2006 Cork Premier Intermediate Football Championship
- Dates: 8 April 2006 – 26 November 2006
- Teams: 12
- Sponsor: Evening Echo
- Champions: St. Vincent's (1st title) Declan O'Connell (captain) Keith Ricken (manager)
- Runners-up: Glanmire Paul Hanley (captain) Brian Lotty (manager)

Tournament statistics
- Matches played: 29
- Goals scored: 25 (0.86 per match)
- Points scored: 427 (14.72 per match)
- Top scorer(s): James Murphy (0-39_

= 2006 Cork Premier Intermediate Football Championship =

The 2006 Cork Premier Intermediate Football Championship was the inaugural staging of the Cork Premier Intermediate Football Championship since its establishment by the Cork County Board. The draw for the opening round fixtures took place on 11 December 2005. The championship began on 8 April 2006 and ended on 26 November 2006.
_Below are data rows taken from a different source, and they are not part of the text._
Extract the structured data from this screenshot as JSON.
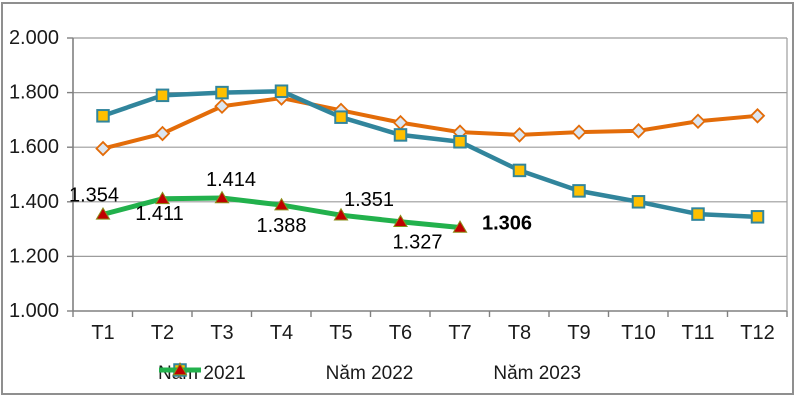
{
  "chart_data": {
    "type": "line",
    "title": "",
    "xlabel": "",
    "ylabel": "",
    "categories": [
      "T1",
      "T2",
      "T3",
      "T4",
      "T5",
      "T6",
      "T7",
      "T8",
      "T9",
      "T10",
      "T11",
      "T12"
    ],
    "series": [
      {
        "name": "Năm 2021",
        "color": "#E36C09",
        "marker": "diamond",
        "marker_fill": "#DCE6F1",
        "values": [
          1595,
          1650,
          1750,
          1780,
          1735,
          1690,
          1655,
          1645,
          1655,
          1660,
          1695,
          1715
        ]
      },
      {
        "name": "Năm 2022",
        "color": "#31859C",
        "marker": "square",
        "marker_fill": "#FFC000",
        "values": [
          1715,
          1790,
          1800,
          1805,
          1710,
          1645,
          1620,
          1515,
          1440,
          1400,
          1355,
          1345
        ]
      },
      {
        "name": "Năm 2023",
        "color": "#22B14C",
        "marker": "triangle",
        "marker_fill": "#C00000",
        "values": [
          1354,
          1411,
          1414,
          1388,
          1351,
          1327,
          1306
        ],
        "data_labels": [
          "1.354",
          "1.411",
          "1.414",
          "1.388",
          "1.351",
          "1.327",
          "1.306"
        ],
        "bold_label_index": 6
      }
    ],
    "ylim": [
      1000,
      2000
    ],
    "ytick_step": 200,
    "ytick_labels": [
      "1.000",
      "1.200",
      "1.400",
      "1.600",
      "1.800",
      "2.000"
    ],
    "grid": true,
    "legend_position": "bottom",
    "colors": {
      "grid": "#9C9C9C",
      "axis": "#808080",
      "frame": "#8F8F8F",
      "text": "#1A1A1A"
    }
  }
}
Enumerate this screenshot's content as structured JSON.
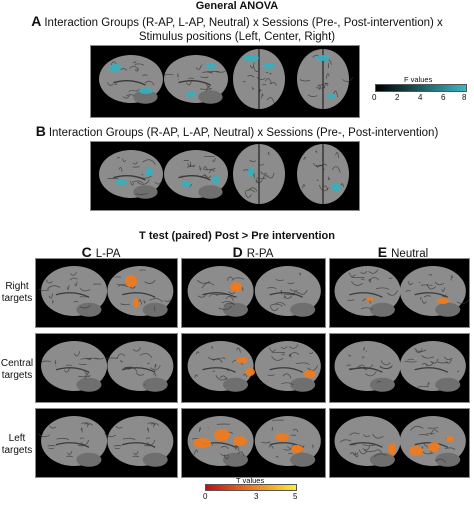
{
  "anova": {
    "title": "General ANOVA",
    "panel_a": {
      "letter": "A",
      "caption": "Interaction Groups (R-AP, L-AP, Neutral) x Sessions (Pre-, Post-intervention) x Stimulus positions (Left, Center, Right)"
    },
    "panel_b": {
      "letter": "B",
      "caption": "Interaction Groups (R-AP, L-AP, Neutral) x Sessions (Pre-, Post-intervention)"
    },
    "colorbar": {
      "label": "F values",
      "ticks": [
        "0",
        "2",
        "4",
        "6",
        "8"
      ],
      "color_low": "#000000",
      "color_high": "#3ab7c4"
    }
  },
  "ttest": {
    "title": "T test (paired) Post > Pre intervention",
    "columns": [
      {
        "letter": "C",
        "label": "L-PA"
      },
      {
        "letter": "D",
        "label": "R-PA"
      },
      {
        "letter": "E",
        "label": "Neutral"
      }
    ],
    "rows": [
      {
        "line1": "Right",
        "line2": "targets"
      },
      {
        "line1": "Central",
        "line2": "targets"
      },
      {
        "line1": "Left",
        "line2": "targets"
      }
    ],
    "colorbar": {
      "label": "T values",
      "ticks": [
        "0",
        "3",
        "5"
      ],
      "color_low": "#c0101a",
      "color_mid": "#f07818",
      "color_high": "#f6ee3a"
    }
  },
  "colors": {
    "brain": "#8c8c8c",
    "sulci": "#3a3a3a",
    "anova_activation": "#35b0bf",
    "ttest_activation": "#f07a1a"
  }
}
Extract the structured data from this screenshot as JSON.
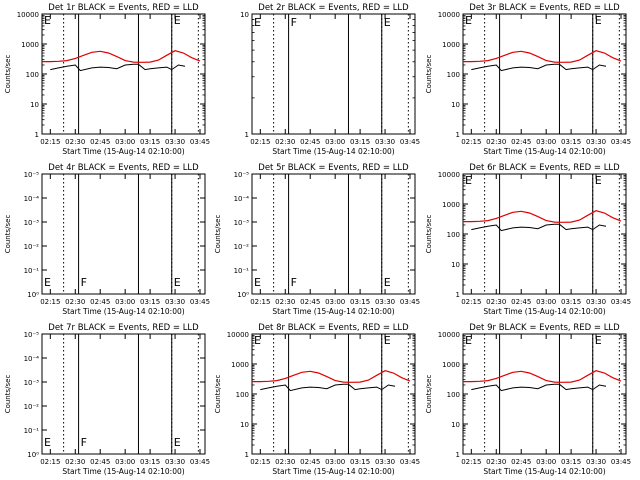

The final was contested between St. Vincent's and Glanmire at Páirc Uí Rinn in Cork. After two replays, St. Vincent's won the title by 1-05 to 0-07 to claim their first championship title in the grade and a first title in any grade since 1968.

Glanmire's James Murphy was the championship's top scorer with 0-39.

==Championship statistics==
===Top scorers===

- Overall

| Rank | Player | Club | Tally | Total | Matches | Average |
| 1 | James Murphy | Glanmire | 0-39 | 39 | 8 | 4.87 |
| 2 | Gavin O'Connor | St. Vincent's | 0-27 | 27 | 6 | 4.50 |
| 3 | William Morgan | Nemo Rangers | 0-27 | 27 | 5 | 5.40 |
| 4 | Daniel Molden | Nemo Rangers | 2-11 | 17 | 7 | 2.42 |
| 5 | James Murphy | Clyda Rovers | 1-11 | 14 | 4 | 3.50 |
| Paul Moylan | Youghal | 1-11 | 14 | 3 | 4.50 |
| Niall Cronin | Kiskeam | 0-14 | 14 | 3 | 4.50 |
| 6 | Derek O'Connor | St. Vincent's | 1-10 | 13 | 6 | 2.16 |
| Michael Kearney | Nemo Rangers | 0-13 | 13 | 7 | 1.85 |
| 7 | Joe Kavanagh | Nemo Rangers | 1-09 | 12 | 7 | 1.71 |

- In a single game

| Rank | Player | Club | Tally | Total | Opposition |
| 1 | Paul Moylan | Youghal | 1-09 | 12 | Newmarket |
| 2 | Paul Condon | Mayfield | 1-06 | 9 | Ballinora |
| 3 | William Morgan | Nemo Rangers | 0-08 | 8 | Glanmire |
| 4 | Jamesie O'Donovan | Mayfield | 2-01 | 7 | Kiskeam |
| James Murphy | Clyda Rovers | 1-04 | 7 | St. Vincent's |
| Gavin O'Connor | St. Vincent's | 0-07 | 7 | Newmarket |
| James Murphy | Glanmire | 0-07 | 7 | Ballinora |
| Gavin O'Connor | St. Vincent's | 0-07 | 7 | Ballinora |
| James Murphy | Glanmire | 0-07 | 7 | Kiskeam |
| William Morgan | Nemo Rangers | 0-07 | 7 | Newcestown |

===Miscellaneous===

- On 10 June 2006, the Nemo Rangers-Glenville second-round tie was abandoned after 58 minutes after a Glenville selector became ill. The match was replayed several days later.
- St. Vincent's become the first Premier Intermediate Football Champions.